Le tribunal correctionnel de Paris, qui juge les laboratoires Servier et l'Agence du médicament dans l'affaire du Mediator, doit entendre ce mercredi la pneumologue de Brest Irène Frachon, à l'origine de la révélation du scandale en 2010.
Plus de trois semaines après l'ouverture des débats, souvent arides, l'audition de cette lanceuse d'alerte est très attendue. En juin 2010, le Docteur Frachon, praticienne au CHU de Brest, avait publié "Mediator 150mg, combien de morts?" (éditions-dialogues.fr), fruit d'une enquête de trois ans sur les possibles méfaits de ce médicament, présenté comme un antidiabétique mais largement prescrit comme coupe-faim.
En 2007, cette spécialiste des hypertensions artérielles pulmonaires voit arriver dans son bureau à Brest une patiente obèse atteinte de cette pathologie rare et incurable, et qui a été exposée au Mediator. Plus tard, des collègues l'avertissent de cas de valvulopathies (défaillances des valves cardiaques) sur des personnes qui ont pris ce médicament. En mars 2009, Irène Frachon présente à l'Agence française de sécurité sanitaire des produits de santé (Afssaps, devenue ANSM après le scandale) 11 cas d'atteinte des valves cardiaques après exposition au Mediator. Elle poursuivra ensuite son enquête, notamment à travers une étude cas-témoins menée dans son département du Finistère, jusqu'au retrait du médicament le 30 novembre 2009, après trente-trois ans de commercialisation.

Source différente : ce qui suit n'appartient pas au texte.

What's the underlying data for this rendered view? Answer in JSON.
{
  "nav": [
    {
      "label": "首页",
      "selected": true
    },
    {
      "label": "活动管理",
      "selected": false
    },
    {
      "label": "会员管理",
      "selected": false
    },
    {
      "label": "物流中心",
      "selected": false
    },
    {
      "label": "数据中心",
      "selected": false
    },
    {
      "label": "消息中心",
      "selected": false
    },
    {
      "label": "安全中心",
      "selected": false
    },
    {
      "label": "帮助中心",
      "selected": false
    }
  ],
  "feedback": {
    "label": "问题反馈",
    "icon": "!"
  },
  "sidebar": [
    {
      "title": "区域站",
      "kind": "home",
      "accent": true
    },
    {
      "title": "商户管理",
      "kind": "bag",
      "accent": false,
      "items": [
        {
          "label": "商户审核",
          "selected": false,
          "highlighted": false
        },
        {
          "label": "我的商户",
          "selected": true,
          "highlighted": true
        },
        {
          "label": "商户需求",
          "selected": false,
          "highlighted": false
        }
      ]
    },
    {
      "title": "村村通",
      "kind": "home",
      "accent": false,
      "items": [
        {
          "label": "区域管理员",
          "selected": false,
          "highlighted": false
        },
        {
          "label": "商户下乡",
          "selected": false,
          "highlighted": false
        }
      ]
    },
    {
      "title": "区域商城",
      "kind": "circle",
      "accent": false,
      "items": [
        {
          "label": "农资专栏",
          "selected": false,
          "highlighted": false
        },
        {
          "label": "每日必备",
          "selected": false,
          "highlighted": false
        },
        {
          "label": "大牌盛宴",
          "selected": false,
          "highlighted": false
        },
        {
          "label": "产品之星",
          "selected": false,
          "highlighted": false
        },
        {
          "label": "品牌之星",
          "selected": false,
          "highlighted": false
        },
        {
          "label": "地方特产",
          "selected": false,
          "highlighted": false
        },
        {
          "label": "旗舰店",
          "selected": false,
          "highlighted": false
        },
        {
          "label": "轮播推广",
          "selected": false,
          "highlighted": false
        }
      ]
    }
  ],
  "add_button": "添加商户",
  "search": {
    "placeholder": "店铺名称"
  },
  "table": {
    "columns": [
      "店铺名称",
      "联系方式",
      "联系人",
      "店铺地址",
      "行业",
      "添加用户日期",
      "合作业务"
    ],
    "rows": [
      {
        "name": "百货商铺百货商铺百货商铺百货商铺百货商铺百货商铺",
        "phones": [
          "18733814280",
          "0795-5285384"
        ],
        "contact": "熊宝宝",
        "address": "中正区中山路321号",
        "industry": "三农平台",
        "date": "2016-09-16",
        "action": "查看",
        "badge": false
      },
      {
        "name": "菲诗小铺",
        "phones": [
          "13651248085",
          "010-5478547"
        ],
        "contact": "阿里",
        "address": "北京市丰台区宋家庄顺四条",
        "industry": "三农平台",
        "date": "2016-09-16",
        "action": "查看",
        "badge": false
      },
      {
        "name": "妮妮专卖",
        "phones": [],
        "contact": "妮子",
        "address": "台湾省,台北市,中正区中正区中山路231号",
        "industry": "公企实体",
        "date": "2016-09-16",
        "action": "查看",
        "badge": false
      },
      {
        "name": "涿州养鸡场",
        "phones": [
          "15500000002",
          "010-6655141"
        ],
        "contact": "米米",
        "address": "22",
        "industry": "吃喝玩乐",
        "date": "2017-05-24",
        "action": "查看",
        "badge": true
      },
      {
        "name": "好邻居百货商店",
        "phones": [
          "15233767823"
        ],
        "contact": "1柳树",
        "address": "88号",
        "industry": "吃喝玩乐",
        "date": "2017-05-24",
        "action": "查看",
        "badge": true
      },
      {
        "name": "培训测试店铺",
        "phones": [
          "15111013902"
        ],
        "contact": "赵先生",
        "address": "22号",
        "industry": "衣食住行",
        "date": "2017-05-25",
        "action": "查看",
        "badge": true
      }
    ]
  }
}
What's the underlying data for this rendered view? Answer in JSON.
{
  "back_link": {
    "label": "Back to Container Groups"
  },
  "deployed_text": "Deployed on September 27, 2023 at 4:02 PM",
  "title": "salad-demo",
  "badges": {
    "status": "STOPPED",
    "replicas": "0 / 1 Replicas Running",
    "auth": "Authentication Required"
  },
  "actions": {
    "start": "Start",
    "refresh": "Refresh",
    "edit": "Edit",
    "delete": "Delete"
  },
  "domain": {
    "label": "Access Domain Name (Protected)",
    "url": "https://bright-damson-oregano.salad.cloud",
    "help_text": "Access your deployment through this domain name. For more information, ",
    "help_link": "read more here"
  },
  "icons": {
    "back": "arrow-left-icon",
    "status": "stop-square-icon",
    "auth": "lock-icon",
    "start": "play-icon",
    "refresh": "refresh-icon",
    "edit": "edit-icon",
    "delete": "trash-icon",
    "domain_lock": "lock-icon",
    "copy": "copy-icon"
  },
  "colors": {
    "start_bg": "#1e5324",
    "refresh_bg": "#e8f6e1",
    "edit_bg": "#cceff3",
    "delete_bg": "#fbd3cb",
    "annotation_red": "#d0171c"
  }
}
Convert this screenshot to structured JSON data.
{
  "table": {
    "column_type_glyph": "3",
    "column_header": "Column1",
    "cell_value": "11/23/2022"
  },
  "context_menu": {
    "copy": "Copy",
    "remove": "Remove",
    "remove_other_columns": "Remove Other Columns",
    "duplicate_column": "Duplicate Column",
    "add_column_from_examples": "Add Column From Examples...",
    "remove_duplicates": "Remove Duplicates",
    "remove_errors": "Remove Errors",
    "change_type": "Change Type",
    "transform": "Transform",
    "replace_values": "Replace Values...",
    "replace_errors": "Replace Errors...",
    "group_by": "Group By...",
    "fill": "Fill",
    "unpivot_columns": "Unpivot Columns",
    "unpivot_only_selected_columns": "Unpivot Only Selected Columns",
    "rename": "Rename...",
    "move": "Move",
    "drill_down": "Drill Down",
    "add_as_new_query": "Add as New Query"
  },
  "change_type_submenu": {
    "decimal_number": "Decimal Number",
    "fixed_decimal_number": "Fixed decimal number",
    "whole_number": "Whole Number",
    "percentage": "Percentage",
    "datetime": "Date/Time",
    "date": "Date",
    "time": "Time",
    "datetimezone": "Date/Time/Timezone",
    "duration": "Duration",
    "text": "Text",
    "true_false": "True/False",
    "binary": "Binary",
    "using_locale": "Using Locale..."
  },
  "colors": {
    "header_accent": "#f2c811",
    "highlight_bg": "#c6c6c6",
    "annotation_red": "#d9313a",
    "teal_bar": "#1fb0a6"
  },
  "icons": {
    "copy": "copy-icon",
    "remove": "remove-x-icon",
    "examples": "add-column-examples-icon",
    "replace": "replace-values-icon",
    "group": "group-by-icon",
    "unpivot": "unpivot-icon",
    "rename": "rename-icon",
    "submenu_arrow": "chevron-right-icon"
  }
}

Son combat de longue haleine et sa ténacité ont inspiré un film, "La Fille de Brest" d'Emmanuelle Bercot, sorti en novembre 2016, mais aussi une pièce de théâtre, "Mon coeur", mise en scène en 2017 par Pauline Bureau. A son arrivée au tribunal, lors de l'ouverture du procès le 23 septembre, Irène Frachon avait dit attendre "ce procès pénal depuis des années".
La pneumologue s'est mise en congés du CHU pour pouvoir suivre les débats.J'ai été lanceur d'alerte, porteur d'alerte jusqu'à aujourd'hui. C'est au tribunal maintenant de prendre cette affaire, de voir le travail des juges d'instruction, d'entendre les témoins et de dire ce qu'il s'est passé
Le procès, qui voit comparaître les laboratoires Servier, neuf filiales du groupe et l'Agence nationale de sécurité du médicament ainsi que douze personnes morales, doit s'achever fin avril 2020.